[Met Performance] CID:257010
Parsifal {228} Metropolitan Opera House: 04/2/1979.

(Review)


Metropolitan Opera House
April 2, 1979


PARSIFAL {228}
Wagner-Wagner

Parsifal................Jon Vickers
Kundry..................Christa Ludwig
Amfortas................Bernd Weikl
Gurnemanz...............Martti Talvela
Klingsor................Vern Shinall
Titurel.................Paul Plishka
Voice...................Isola Jones
First Esquire...........Elizabeth Volkman
Second Esquire..........Ariel Bybee
Third Esquire...........Charles Anthony
Fourth Esquire..........John Carpenter
First Knight............Dana Talley
Second Knight...........Philip Booth
Flower Maidens: Betsy Norden, Louise Wohlafka, Elizabeth Volkman,
Alma Jean Smith, Loretta Di Franco, Isola Jones

Conductor...............James Levine

Director................Nathaniel Merrill
Designer................Robert O'Hearn
Choreographer...........Milenko Banovitch

Parsifal received four performances this season.

Review of Speight Jenkins in the New York Post

Met's "Parsifal" a knight to remember

"Parsifal," Wagner' s most metaphysical work, became a transcendent experience last night at the Metropolitan Opera.

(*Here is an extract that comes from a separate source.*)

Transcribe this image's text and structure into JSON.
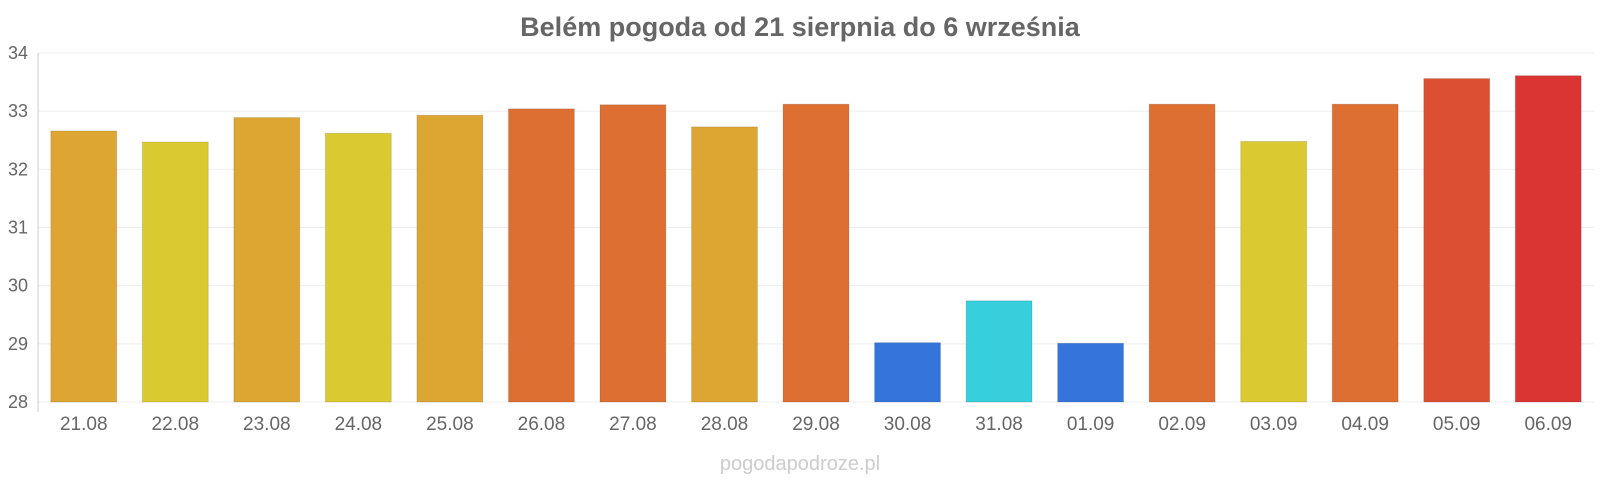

Jon Vickers' enactment of the title role fulfilled the expectation of many years and, no less memorably, Christa Ludwig returned to the company after a five-year absence, as Kundry. Even so, the overall level of this first Met performance of the work since 1974 was more important. Wagner's version of the myth describing the maturing of a man, from innocent boy to leader of the knights of the Holy Grail, rarely receives the kind of total performance everyone gave.

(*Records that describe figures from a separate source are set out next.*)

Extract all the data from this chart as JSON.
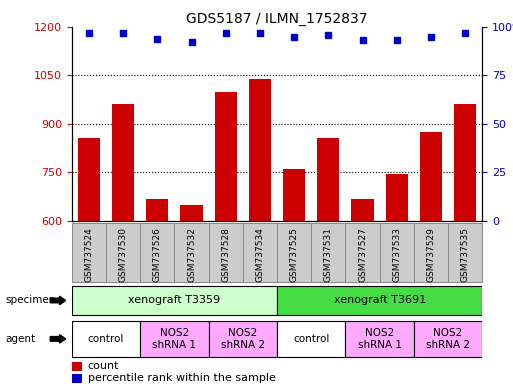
{
  "title": "GDS5187 / ILMN_1752837",
  "samples": [
    "GSM737524",
    "GSM737530",
    "GSM737526",
    "GSM737532",
    "GSM737528",
    "GSM737534",
    "GSM737525",
    "GSM737531",
    "GSM737527",
    "GSM737533",
    "GSM737529",
    "GSM737535"
  ],
  "bar_values": [
    855,
    960,
    668,
    648,
    1000,
    1040,
    760,
    855,
    668,
    745,
    875,
    960
  ],
  "percentile_values": [
    97,
    97,
    94,
    92,
    97,
    97,
    95,
    96,
    93,
    93,
    95,
    97
  ],
  "bar_color": "#cc0000",
  "dot_color": "#0000cc",
  "ylim_left": [
    600,
    1200
  ],
  "ylim_right": [
    0,
    100
  ],
  "yticks_left": [
    600,
    750,
    900,
    1050,
    1200
  ],
  "yticks_right": [
    0,
    25,
    50,
    75,
    100
  ],
  "specimen_labels": [
    "xenograft T3359",
    "xenograft T3691"
  ],
  "specimen_spans": [
    [
      0,
      5
    ],
    [
      6,
      11
    ]
  ],
  "specimen_colors": [
    "#ccffcc",
    "#44dd44"
  ],
  "agent_groups": [
    {
      "label": "control",
      "span": [
        0,
        1
      ],
      "color": "#ffaaff"
    },
    {
      "label": "NOS2\nshRNA 1",
      "span": [
        2,
        3
      ],
      "color": "#ffaaff"
    },
    {
      "label": "NOS2\nshRNA 2",
      "span": [
        4,
        5
      ],
      "color": "#ffaaff"
    },
    {
      "label": "control",
      "span": [
        6,
        7
      ],
      "color": "#ffaaff"
    },
    {
      "label": "NOS2\nshRNA 1",
      "span": [
        8,
        9
      ],
      "color": "#ffaaff"
    },
    {
      "label": "NOS2\nshRNA 2",
      "span": [
        10,
        11
      ],
      "color": "#ffaaff"
    }
  ],
  "legend_count_color": "#cc0000",
  "legend_dot_color": "#0000cc",
  "label_color_left": "#cc0000",
  "label_color_right": "#0000cc",
  "xtick_bg_color": "#cccccc",
  "xtick_edge_color": "#888888"
}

Though James Levine will grow even deeper into this complex score, last night's performance was one of his finest at the Metropolitan. Not at all dawdling - the long narrative of Gurnemanz in Act I flew by - his interpretation took time when necessary and strove consistently to bring out the poetic lyricism and sensuousness of the score.

If the orchestra playing was at the highest level, so too was the chorus. It was their singing and the extraordinary Flower Maidens that made this a Parsifal in which the stars could shine. And shine they did. Vickers' heroic and yet exquisitely refined singing in the long duet in Act II created a standard new to my experience, and though he sang the first part of Act III a shade too quietly, his concluding "Nur eine Waffe taugt" sounded as fresh and heroic as his first notes. Additionally, he really acted the role. He was a youth until Kundry's kiss, and a man afterwards, his every word delivered meaningfully.

Miss Ludwig's volume has diminished, but her production has never been easier: the low notes rich and the high notes clear and true. Her looks ever seductive, she found the essence of every phrase. As the wounded king, Amfortas, Bernd Weikl at first sounded too rough but in his final scene rose to his full vocal potential. Overall, his Amfortas raged at his pain without whining.

The teacher of Parsifal, Gurnemanz, has more to sing than anyone else and can be a dreary bore. Martti Talvela was never that, but he needed more line and in the first act more accurate intonation. Dramatically the role is his; vocally, he still has to get it smoothly into his voice. Though Titurel is never seen, Paul Plishka made his presence eloquent, and Vern Shinall had just the right roughness of voice for Klingsor.

Robert O'Hearn's sets have never looked so attractive, while Nathaniel Merrill's staging seemed equally fresh.